The U.N. said “credible reports” have indicated that Russian President Vladimir Putin’s military has used cluster munitions in cities including Kharkiv, the second-largest city in Ukraine.
At least three civilians were killed by cluster bombs—which scatter submunitions and create de facto landmines throughout wide areas—in Kharkiv late last month, when the Russians fired the munitions in at least three residential neighborhoods in the city.
“Due to their wide area effects, the use of cluster munitions in populated areas is incompatible with the international humanitarian law principles governing the conduct of hostilities,” said the U.N. earlier this month.

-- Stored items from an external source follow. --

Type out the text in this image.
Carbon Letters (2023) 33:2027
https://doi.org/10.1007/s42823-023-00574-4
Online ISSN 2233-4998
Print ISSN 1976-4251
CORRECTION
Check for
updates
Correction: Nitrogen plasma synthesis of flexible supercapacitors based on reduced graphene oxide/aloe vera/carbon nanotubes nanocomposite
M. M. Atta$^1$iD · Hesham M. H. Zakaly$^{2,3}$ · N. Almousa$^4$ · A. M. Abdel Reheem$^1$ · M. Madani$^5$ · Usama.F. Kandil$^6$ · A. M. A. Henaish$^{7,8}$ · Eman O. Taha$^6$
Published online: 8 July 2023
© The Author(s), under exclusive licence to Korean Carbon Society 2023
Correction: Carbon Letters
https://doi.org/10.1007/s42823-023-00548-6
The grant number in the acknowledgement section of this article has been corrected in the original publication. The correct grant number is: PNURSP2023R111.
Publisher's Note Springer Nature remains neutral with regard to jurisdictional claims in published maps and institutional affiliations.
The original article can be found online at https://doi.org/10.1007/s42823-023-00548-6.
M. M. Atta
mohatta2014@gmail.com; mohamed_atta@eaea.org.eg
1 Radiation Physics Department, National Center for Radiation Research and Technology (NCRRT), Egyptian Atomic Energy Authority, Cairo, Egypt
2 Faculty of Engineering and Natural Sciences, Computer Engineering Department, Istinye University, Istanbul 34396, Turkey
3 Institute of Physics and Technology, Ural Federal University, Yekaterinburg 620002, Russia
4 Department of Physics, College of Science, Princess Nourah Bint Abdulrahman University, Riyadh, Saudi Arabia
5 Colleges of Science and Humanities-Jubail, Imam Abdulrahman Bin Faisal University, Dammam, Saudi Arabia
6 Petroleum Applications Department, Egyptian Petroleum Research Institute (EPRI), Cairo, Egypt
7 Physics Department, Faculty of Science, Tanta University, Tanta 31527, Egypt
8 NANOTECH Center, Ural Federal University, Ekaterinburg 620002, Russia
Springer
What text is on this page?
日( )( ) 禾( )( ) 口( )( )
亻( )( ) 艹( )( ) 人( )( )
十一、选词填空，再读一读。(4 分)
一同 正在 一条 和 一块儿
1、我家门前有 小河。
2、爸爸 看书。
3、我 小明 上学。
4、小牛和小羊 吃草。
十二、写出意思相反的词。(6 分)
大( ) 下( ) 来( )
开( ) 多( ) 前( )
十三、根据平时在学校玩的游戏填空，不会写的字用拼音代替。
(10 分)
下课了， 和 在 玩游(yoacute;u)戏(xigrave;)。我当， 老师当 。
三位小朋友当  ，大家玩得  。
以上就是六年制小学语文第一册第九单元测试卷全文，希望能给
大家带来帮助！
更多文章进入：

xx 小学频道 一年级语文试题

The Center for Strategic Communications and Information Security in Ukraine on Wednesday accused the Russians of using “weapons of mass destruction aimed to destroy every living creature in the area.”
The use of cluster bombs has been outlawed by 123 countries that are party to the Convention on Cluster Munitions, a binding agreement which went into force in 2010. The U.S. and Russia are two of the countries that have not signed onto the agreement, drawing international condemnation.
Human Rights Watch on Wednesday also accused Russian forces of using antipersonnel landmines in its attacks on Russia. Calling the use of landmines “unacceptable,” Hector Guerra, director of the International Campaign to Ban Landmines and Cluster Munition Coalition, said “there is an urgent need for risk education in Ukrainian communities affected by mines, cluster munition remnants, and other explosive remnants of war resulting from Russia’s use of these banned weapons.”
Russia’s invasion has forced more than four million Ukrainians to flee the country and internally displaced more than six million people including 2.5 million children, according to the United Nations.
“The situation inside Ukraine is spiraling,” UNICEF executive director Catherine Russell said Wednesday as the U.N. reported that there are dire shortages of medical supplies, food, shelter, and basic household items throughout Ukraine.
The U.N. has been unable to assess exactly how many people have been killed in cities facing “constant shelling and intensive fighting,” including Mariupol and Volnovakha. On Wednesday, after a monthlong siege on the port city that has deprived residents of water, food, and fuel, Russia announced a ceasefire in Mariupol in order to evacuate civilians.
Bachelet called on Putin “to heed the clear and strong calls” of the U.N. General Assembly and Human Rights Council “and immediately act to withdraw its troops from Ukrainian territory.”
“The hostilities must stop, without delay,” she said.
The Human Rights Council on Wednesday named three investigators—Erik Møse of Norway, Jasminka Džumhur of Bosnia and Herzegovina, and Pablo de Greiff of Colombia—to lead the recently-formed Commission of Inquiry on Ukraine probing Russia’s alleged rights violations in the country since the invasion began.